Suffice it to say that calling Voegelin a "nihilist" caused my reaction. Voegelin may be many things, but a nihilist is certainly not one of them. Neither is he a sophist. As for learning about him, BB can do much better than I on that score. The New Science of Politics is considered his most influential work.
Your analogy may be even more apt than you realize, maro.
Voegelin is, as beckett said, a rather difficult read. I can certainly attest to the truth of that! I've been studying EV since 1985, the year of his death at age 84. He died on January 27th, at about 8 a.m. But he was still working the night before, feverishly trying to complete the essay "Quod Deus Dicitur," having left notes for his still-unfinished volume 5 of Order and History: The Search for Order on his desk. Both were eventually published posthumously, in unfinished form, thanks to his devoted friend and assistant, Paul Caringella, and his wife, Lisse.
I was only half-joking when I told a friend recently that I didn't understand Voegelin for the first 15 years I'd been reading him. But I stayed with him, because I sensed the truth of his method and his analysis. You know what they say: "No pain, no gain!"

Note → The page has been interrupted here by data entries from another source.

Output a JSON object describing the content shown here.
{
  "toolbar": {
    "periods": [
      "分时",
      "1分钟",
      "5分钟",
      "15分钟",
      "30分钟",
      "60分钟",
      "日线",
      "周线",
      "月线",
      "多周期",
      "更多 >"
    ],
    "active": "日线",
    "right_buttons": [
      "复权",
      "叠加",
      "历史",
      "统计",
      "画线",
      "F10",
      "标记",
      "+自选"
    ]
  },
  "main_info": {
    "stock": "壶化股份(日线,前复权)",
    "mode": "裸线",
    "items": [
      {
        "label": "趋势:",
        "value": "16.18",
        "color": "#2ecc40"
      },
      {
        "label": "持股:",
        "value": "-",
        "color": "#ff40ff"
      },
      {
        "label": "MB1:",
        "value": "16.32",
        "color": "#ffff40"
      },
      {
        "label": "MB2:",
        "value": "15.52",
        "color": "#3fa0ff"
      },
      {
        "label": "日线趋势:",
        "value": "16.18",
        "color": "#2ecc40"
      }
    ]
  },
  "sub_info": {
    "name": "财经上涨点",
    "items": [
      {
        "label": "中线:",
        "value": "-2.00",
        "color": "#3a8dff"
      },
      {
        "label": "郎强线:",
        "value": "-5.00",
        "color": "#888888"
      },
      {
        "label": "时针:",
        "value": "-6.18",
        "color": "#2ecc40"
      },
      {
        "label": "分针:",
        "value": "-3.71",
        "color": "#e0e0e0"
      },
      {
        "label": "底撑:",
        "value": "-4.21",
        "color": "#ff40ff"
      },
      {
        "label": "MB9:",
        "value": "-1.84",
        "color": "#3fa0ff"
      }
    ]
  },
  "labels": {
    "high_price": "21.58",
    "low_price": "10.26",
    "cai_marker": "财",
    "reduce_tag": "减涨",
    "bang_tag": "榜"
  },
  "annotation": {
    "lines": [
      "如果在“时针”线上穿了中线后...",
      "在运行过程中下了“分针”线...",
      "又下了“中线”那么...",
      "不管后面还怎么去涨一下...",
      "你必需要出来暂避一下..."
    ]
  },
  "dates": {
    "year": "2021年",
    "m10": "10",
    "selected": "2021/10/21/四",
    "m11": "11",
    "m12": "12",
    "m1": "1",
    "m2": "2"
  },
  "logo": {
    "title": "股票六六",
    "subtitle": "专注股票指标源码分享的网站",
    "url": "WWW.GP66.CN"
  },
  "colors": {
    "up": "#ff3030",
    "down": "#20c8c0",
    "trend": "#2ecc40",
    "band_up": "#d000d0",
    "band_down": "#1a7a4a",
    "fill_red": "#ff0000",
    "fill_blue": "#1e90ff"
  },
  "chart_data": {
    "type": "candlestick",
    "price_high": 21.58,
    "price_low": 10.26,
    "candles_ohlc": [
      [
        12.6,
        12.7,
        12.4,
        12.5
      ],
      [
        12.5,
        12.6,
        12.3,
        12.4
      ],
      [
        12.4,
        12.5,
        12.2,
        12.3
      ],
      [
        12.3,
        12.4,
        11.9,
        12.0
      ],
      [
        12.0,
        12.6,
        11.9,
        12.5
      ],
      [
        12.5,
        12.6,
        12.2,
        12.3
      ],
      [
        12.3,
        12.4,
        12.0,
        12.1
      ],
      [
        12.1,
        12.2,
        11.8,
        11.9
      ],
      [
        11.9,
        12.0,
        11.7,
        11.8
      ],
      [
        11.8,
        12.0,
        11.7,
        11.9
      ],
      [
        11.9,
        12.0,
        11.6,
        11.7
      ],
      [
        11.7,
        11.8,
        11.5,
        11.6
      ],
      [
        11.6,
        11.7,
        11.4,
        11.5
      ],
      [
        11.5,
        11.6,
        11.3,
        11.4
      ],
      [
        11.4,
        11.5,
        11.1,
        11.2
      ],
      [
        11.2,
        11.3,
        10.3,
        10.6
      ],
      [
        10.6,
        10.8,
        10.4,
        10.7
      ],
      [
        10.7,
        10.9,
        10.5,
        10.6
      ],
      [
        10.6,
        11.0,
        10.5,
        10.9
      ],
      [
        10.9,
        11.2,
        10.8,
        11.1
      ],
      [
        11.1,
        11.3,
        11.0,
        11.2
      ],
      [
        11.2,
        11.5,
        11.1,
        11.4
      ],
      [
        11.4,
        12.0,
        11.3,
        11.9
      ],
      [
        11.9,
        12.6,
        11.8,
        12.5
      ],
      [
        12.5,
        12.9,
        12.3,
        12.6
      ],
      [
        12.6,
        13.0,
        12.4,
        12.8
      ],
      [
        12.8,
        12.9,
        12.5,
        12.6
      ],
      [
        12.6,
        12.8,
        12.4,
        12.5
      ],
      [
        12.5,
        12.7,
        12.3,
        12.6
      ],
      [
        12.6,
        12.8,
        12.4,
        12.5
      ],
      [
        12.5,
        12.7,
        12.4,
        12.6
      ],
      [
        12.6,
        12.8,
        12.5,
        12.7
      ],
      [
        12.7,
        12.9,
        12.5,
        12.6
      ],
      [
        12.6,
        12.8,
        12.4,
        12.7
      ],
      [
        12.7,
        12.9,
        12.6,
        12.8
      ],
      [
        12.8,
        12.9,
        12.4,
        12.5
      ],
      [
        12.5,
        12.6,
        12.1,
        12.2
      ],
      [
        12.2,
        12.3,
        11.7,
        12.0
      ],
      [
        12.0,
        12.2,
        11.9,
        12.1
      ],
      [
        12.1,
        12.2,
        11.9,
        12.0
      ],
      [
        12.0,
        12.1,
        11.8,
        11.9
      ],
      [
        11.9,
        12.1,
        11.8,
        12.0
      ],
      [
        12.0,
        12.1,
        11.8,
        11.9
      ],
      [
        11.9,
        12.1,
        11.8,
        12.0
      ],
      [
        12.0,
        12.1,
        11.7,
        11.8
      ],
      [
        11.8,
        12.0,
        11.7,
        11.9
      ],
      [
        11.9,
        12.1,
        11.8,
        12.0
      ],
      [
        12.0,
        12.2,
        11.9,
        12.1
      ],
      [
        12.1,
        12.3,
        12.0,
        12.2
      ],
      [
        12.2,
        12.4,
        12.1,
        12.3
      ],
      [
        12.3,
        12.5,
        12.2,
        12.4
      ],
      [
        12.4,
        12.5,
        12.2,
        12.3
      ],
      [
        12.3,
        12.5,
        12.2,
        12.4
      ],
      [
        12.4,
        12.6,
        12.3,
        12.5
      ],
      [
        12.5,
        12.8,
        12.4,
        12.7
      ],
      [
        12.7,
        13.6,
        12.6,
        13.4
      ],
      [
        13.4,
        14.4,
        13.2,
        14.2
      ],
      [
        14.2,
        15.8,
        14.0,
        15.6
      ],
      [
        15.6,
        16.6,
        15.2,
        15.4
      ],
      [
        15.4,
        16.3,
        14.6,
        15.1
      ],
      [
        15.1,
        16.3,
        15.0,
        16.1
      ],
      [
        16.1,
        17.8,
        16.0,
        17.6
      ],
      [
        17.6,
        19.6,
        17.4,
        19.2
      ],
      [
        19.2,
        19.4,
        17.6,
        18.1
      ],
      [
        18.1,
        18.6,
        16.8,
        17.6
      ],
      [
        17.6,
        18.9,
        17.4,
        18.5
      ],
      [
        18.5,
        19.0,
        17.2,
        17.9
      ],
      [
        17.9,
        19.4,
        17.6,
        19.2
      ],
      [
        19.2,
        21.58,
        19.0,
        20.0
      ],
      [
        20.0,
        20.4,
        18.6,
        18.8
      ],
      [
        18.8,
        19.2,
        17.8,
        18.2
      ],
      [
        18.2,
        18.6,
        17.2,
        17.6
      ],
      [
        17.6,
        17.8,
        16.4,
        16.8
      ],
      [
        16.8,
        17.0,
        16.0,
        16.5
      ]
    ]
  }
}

BTW, he didn't have much use for Heidegger (He excoriates him as an intellectual collaborator of Hitler's Third Reich in his essay on the German University.) And if you'd like to see an absolutely fascinating analysis of Hegel, see "Wisdom and the Magic of the Extreme" and "Hegel" -- all three essays can be found in Volume 12 of his published works, available at amazon.com. ("Quod Deus Dicitur" is in there, too....)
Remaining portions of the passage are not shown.